Ancora, l’apertura delle scuole, giusta o sbagliata che sia, è stata un’altra fonte di diffusione del virus, in verità minore.

Tornando a Napoli e al Sud, la condizione economica delle piccole e medie imprese è per davvero disperata, in presenza di governi che negli ultimi decenni hanno favorito solo l’economia del Nord, affossando quella meridionale, per mancati investimenti di fondi, nella misura di 61 miliardi l’anno, sottratti al Mezzogiorno e dirottati al Nord, come certificato da Svimez, Eurispes e dalla stessa Commissione europea, che nell’ottobre dello scorso anno richiamò il governo italiano per tale ingiustizia territoriale.
Di più, l’Europa ha stanziato ben 209 miliardi di Euro con il Recovery fund per aiutare l’Italia, a condizione di farla ripartire da Sud, poiché la crescita dell’economia meridionale, l’area più povera d’Europa, gioverebbe all’intera economia nazionale ed europea.

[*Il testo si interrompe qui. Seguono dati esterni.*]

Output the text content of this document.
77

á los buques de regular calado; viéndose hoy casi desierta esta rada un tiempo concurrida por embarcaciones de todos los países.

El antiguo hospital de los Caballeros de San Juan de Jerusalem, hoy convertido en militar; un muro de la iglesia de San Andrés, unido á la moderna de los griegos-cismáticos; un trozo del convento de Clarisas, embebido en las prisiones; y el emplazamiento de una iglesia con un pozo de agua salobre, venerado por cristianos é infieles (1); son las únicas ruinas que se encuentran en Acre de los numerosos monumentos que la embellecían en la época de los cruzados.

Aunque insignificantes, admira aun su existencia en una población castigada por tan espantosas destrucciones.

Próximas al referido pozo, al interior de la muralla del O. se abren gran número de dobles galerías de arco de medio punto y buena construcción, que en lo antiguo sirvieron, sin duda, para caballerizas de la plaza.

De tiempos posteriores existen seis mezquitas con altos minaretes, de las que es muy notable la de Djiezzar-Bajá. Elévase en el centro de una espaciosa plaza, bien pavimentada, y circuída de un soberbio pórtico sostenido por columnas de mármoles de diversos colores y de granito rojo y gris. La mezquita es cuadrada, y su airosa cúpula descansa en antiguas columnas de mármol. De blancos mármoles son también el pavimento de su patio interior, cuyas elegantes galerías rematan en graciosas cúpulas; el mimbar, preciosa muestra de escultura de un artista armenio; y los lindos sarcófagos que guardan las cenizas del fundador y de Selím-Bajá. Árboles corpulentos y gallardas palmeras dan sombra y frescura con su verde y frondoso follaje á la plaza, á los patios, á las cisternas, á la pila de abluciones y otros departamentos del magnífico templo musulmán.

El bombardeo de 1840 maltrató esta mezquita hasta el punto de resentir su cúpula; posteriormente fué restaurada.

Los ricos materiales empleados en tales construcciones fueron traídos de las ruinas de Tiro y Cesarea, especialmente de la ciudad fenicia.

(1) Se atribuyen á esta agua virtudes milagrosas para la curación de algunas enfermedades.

Che fa l’Italia? Cerca mille pretesti per non dare al Sud quanto gli spetta dei 209 miliardi, il 70%, ovvero 145 miliardi, che contribuirebbero alla sperata rinascita del Mezzogiorno.

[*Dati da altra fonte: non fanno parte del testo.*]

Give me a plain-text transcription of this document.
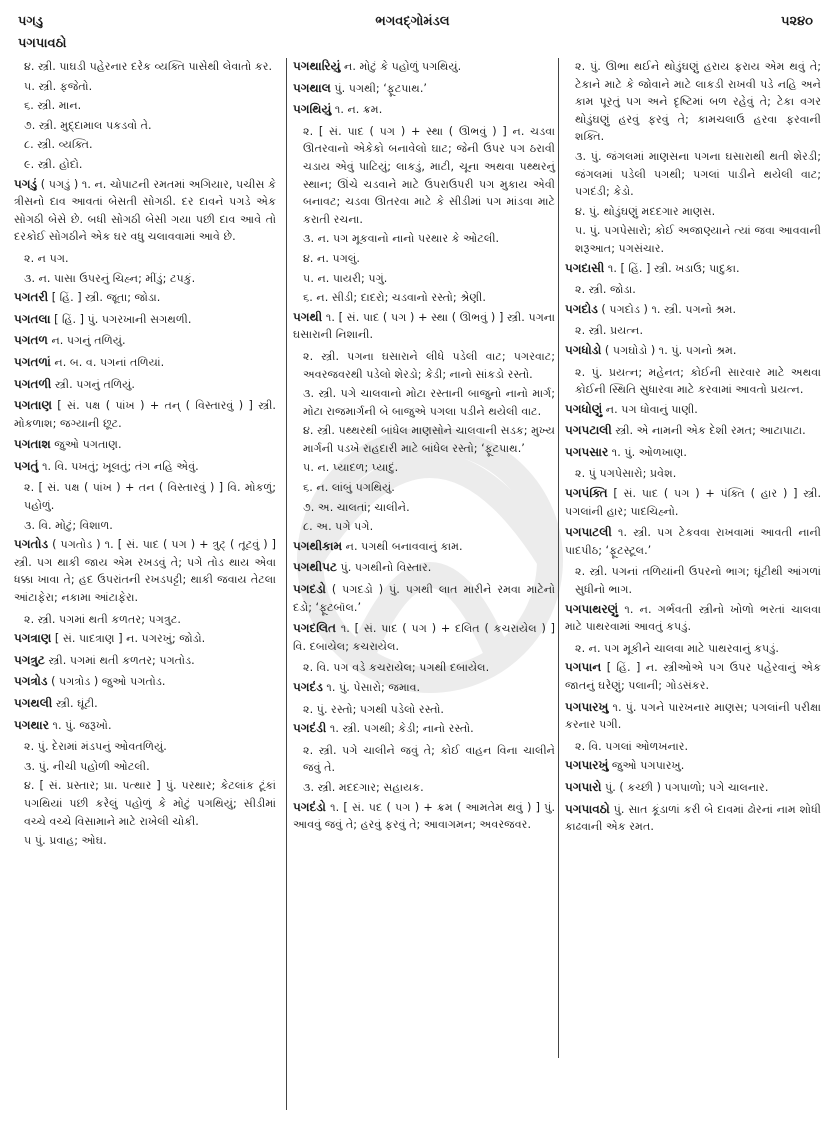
પગડુ	ભગવદ્ગોમંડલ	૫૨૪૦
પગપાવઠો
૪. સ્ત્રી. પાઘડી પહેરનાર દરેક વ્યક્તિ પાસેથી લેવાતો કર.
૫. સ્ત્રી. ફજેતો.
૬. સ્ત્રી. માન.
૭. સ્ત્રી. મુદ્દામાલ પકડવો તે.
૮. સ્ત્રી. વ્યક્તિ.
૯. સ્ત્રી. હોદો.
પગડું ( પગડું ) ૧. ન. ચોપાટની રમતમાં અગિયાર, પચીસ કે ત્રીસનો દાવ આવતાં બેસતી સોગઠી. દર દાવને પગડે એક સોગઠી બેસે છે. બધી સોગઠી બેસી ગયા પછી દાવ આવે તો દરકોઈ સોગઠીને એક ઘર વધુ ચલાવવામાં આવે છે.
૨. ન પગ.
૩. ન. પાસા ઉપરનું ચિહ્ન; મીંડું; ટપકું.
પગતરી [ હિં. ] સ્ત્રી. જૂતા; જોડા.
પગતલા [ હિં. ] પું. પગરખાની સગથળી.
પગતળ ન. પગનું તળિયું.
પગતળાં ન. બ. વ. પગનાં તળિયાં.
પગતળી સ્ત્રી. પગનું તળિયું.
પગતાણ [ સં. પક્ષ ( પાંખ ) + તન્ ( વિસ્તારવું ) ] સ્ત્રી. મોકળાશ; જગ્યાની છૂટ.
પગતાશ જુઓ પગતાણ.
પગતું ૧. વિ. પખતું; ખૂલતું; તંગ નહિ એવું.
૨. [ સં. પક્ષ ( પાંખ ) + તન ( વિસ્તારવું ) ] વિ. મોકળું; પહોળું.
૩. વિ. મોટું; વિશાળ.
પગતોડ ( પગતોડ ) ૧. [ સં. પાદ ( પગ ) + ત્રુટ્ ( તૂટવું ) ] સ્ત્રી. પગ થાકી જાય એમ રખડવું તે; પગે તોડ થાય એવા ધક્કા ખાવા તે; હદ ઉપરાંતની રખડપટ્ટી; થાકી જવાય તેટલા આંટાફેરા; નકામા આંટાફેરા.
૨. સ્ત્રી. પગમાં થતી કળતર; પગત્રુટ.
પગત્રાણ [ સં. પાદત્રાણ ] ન. પગરખું; જોડો.
પગત્રુટ સ્ત્રી. પગમાં થતી કળતર; પગતોડ.
પગત્રોડ ( પગત્રોડ ) જુઓ પગતોડ.
પગથલી સ્ત્રી. ઘૂંટી.
પગથાર ૧. પું. જરૂખો.
૨. પું. દેરામાં મંડપનું ઓવતળિયું.
૩. પું. નીચી પહોળી ઓટલી.
૪. [ સં. પ્રસ્તાર; પ્રા. પત્થાર ] પું. પરથાર; કેટલાંક ટૂંકાં પગથિયાં પછી કરેલું પહોળું કે મોટું પગથિયું; સીડીમાં વચ્ચે વચ્ચે વિસામાને માટે રાખેલી ચોકી.
૫ પું. પ્રવાહ; ઓઘ.
પગથારિયું ન. મોટું કે પહોળું પગથિયું.
પગથાલ પું. પગથી; ‘ફૂટપાથ.’
પગથિયું ૧. ન. ક્રમ.
૨. [ સં. પાદ ( પગ ) + સ્થા ( ઊભવું ) ] ન. ચડવા ઊતરવાનો એકેકો બનાવેલો ઘાટ; જેની ઉપર પગ ઠરાવી ચડાય એવું પાટિયું; લાકડું, માટી, ચૂના અથવા પથ્થરનું સ્થાન; ઊંચે ચડવાને માટે ઉપરાઉપરી પગ મુકાય એવી બનાવટ; ચડવા ઊતરવા માટે કે સીડીમાં પગ માંડવા માટે કરાતી રચના.
૩. ન. પગ મૂકવાનો નાનો પરથાર કે ઓટલી.
૪. ન. પગલું.
૫. ન. પાયરી; પગું.
૬. ન. સીડી; દાદરો; ચડવાનો રસ્તો; શ્રેણી.
પગથી ૧. [ સં. પાદ ( પગ ) + સ્થા ( ઊભવું ) ] સ્ત્રી. પગના ઘસારાની નિશાની.
૨. સ્ત્રી. પગના ઘસારાને લીધે પડેલી વાટ; પગરવાટ; અવરજવરથી પડેલો શેરડો; કેડી; નાનો સાંકડો રસ્તો.
૩. સ્ત્રી. પગે ચાલવાનો મોટા રસ્તાની બાજુનો નાનો માર્ગ; મોટા રાજમાર્ગની બે બાજુએ પગલા પડીને થયેલી વાટ.
૪. સ્ત્રી. પથ્થરથી બાંધેલ માણસોને ચાલવાની સડક; મુખ્ય માર્ગની પડખે રાહદારી માટે બાંધેલ રસ્તો; ‘ફૂટપાથ.’
૫. ન. પ્યાદળ; પ્યાદું.
૬. ન. લાંબું પગથિયું.
૭. અ. ચાલતાં; ચાલીને.
૮. અ. પગે પગે.
પગથીકામ ન. પગથી બનાવવાનું કામ.
પગથીપટ પું. પગથીનો વિસ્તાર.
પગદડો ( પગદડો ) પું. પગથી લાત મારીને રમવા માટેનો દડો; ‘ફૂટબૉલ.’
પગદલિત ૧. [ સં. પાદ ( પગ ) + દલિત ( કચરાયેલ ) ] વિ. દબાયેલ; કચરાયેલ.
૨. વિ. પગ વડે કચરાયેલ; પગથી દબાયેલ.
પગદંડ ૧. પું. પેસારો; જમાવ.
૨. પું. રસ્તો; પગથી પડેલો રસ્તો.
પગદંડી ૧. સ્ત્રી. પગથી; કેડી; નાનો રસ્તો.
૨. સ્ત્રી. પગે ચાલીને જવું તે; કોઈ વાહન વિના ચાલીને જવું તે.
૩. સ્ત્રી. મદદગાર; સહાયક.
પગદંડો ૧. [ સં. પદ ( પગ ) + ક્રમ ( આમતેમ થવું ) ] પું. આવવું જવું તે; હરવું ફરવું તે; આવાગમન; અવરજવર.
૨. પું. ઊભા થઈને થોડુંઘણું હરાય ફરાય એમ થવું તે; ટેકાને માટે કે જોવાને માટે લાકડી રાખવી પડે નહિ અને કામ પૂરતું પગ અને દૃષ્ટિમાં બળ રહેવું તે; ટેકા વગર થોડુંઘણું હરવું ફરવું તે; કામચલાઉ હરવા ફરવાની શક્તિ.
૩. પું. જંગલમાં માણસના પગના ઘસારાથી થતી શેરડી; જંગલમાં પડેલી પગથી; પગલાં પાડીને થયેલી વાટ; પગદંડી; કેડો.
૪. પું. થોડુંઘણું મદદગાર માણસ.
૫. પું. પગપેસારો; કોઈ અજાણ્યાને ત્યાં જવા આવવાની શરૂઆત; પગસંચાર.
પગદાસી ૧. [ હિં. ] સ્ત્રી. ખડાઉ; પાદુકા.
૨. સ્ત્રી. જોડા.
પગદોડ ( પગદોડ ) ૧. સ્ત્રી. પગનો શ્રમ.
૨. સ્ત્રી. પ્રયત્ન.
પગધોડો ( પગઘોડો ) ૧. પું. પગનો શ્રમ.
૨. પું. પ્રયત્ન; મહેનત; કોઈની સારવાર માટે અથવા કોઈની સ્થિતિ સુધારવા માટે કરવામાં આવતો પ્રયત્ન.
પગધોણું ન. પગ ધોવાનું પાણી.
પગપટાલી સ્ત્રી. એ નામની એક દેશી રમત; આટાપાટા.
પગપસાર ૧. પું. ઓળખાણ.
૨. પું પગપેસારો; પ્રવેશ.
પગપંક્તિ [ સં. પાદ ( પગ ) + પંક્તિ ( હાર ) ] સ્ત્રી. પગલાંની હાર; પાદચિહ્નો.
પગપાટલી ૧. સ્ત્રી. પગ ટેકવવા રાખવામાં આવતી નાની પાદપીઠ; ‘ફૂટસ્ટૂલ.’
૨. સ્ત્રી. પગનાં તળિયાંની ઉપરનો ભાગ; ઘૂંટીથી આંગળાં સુધીનો ભાગ.
પગપાથરણું ૧. ન. ગર્ભવતી સ્ત્રીનો ખોળો ભરતાં ચાલવા માટે પાથરવામાં આવતું કપડું.
૨. ન. પગ મૂકીને ચાલવા માટે પાથરવાનું કપડું.
પગપાન [ હિં. ] ન. સ્ત્રીઓએ પગ ઉપર પહેરવાનું એક જાતનું ઘરેણું; પલાની; ગોડસંકર.
પગપારખુ ૧. પું. પગને પારખનાર માણસ; પગલાંની પરીક્ષા કરનાર પગી.
૨. વિ. પગલાં ઓળખનાર.
પગપારખું જુઓ પગપારખુ.
પગપારો પું. ( કચ્છી ) પગપાળો; પગે ચાલનાર.
પગપાવઠો પું. સાત કૂંડાળાં કરી બે દાવમાં ઢોરનાં નામ શોધી કાઢવાની એક રમત.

E mentre il governo condizionato dal partito unico del Nord cincischia sugli aiuti da dare al Sud, riducendoli alla metà del dovuto, con uno scippo ulteriore di 73 miliardi di euro, la stampa nazionale, tutta in mano alla finanza del Nord, non dice una parola sulla condizione di estremo malessere del Sud, che vive con un reddito pro capite pari alla metà di quello del Nord e di quello medio europeo. L’economia meridionale ha bisogno di interventi urgenti per salvare dal fallimento decine di migliaia di lavoratori in proprio e piccoli imprenditori, compresi i loro dipendenti. Tant’è, il Sud è una polveriera pronta ad esplodere e nessuno giri la testa dall’altra parte.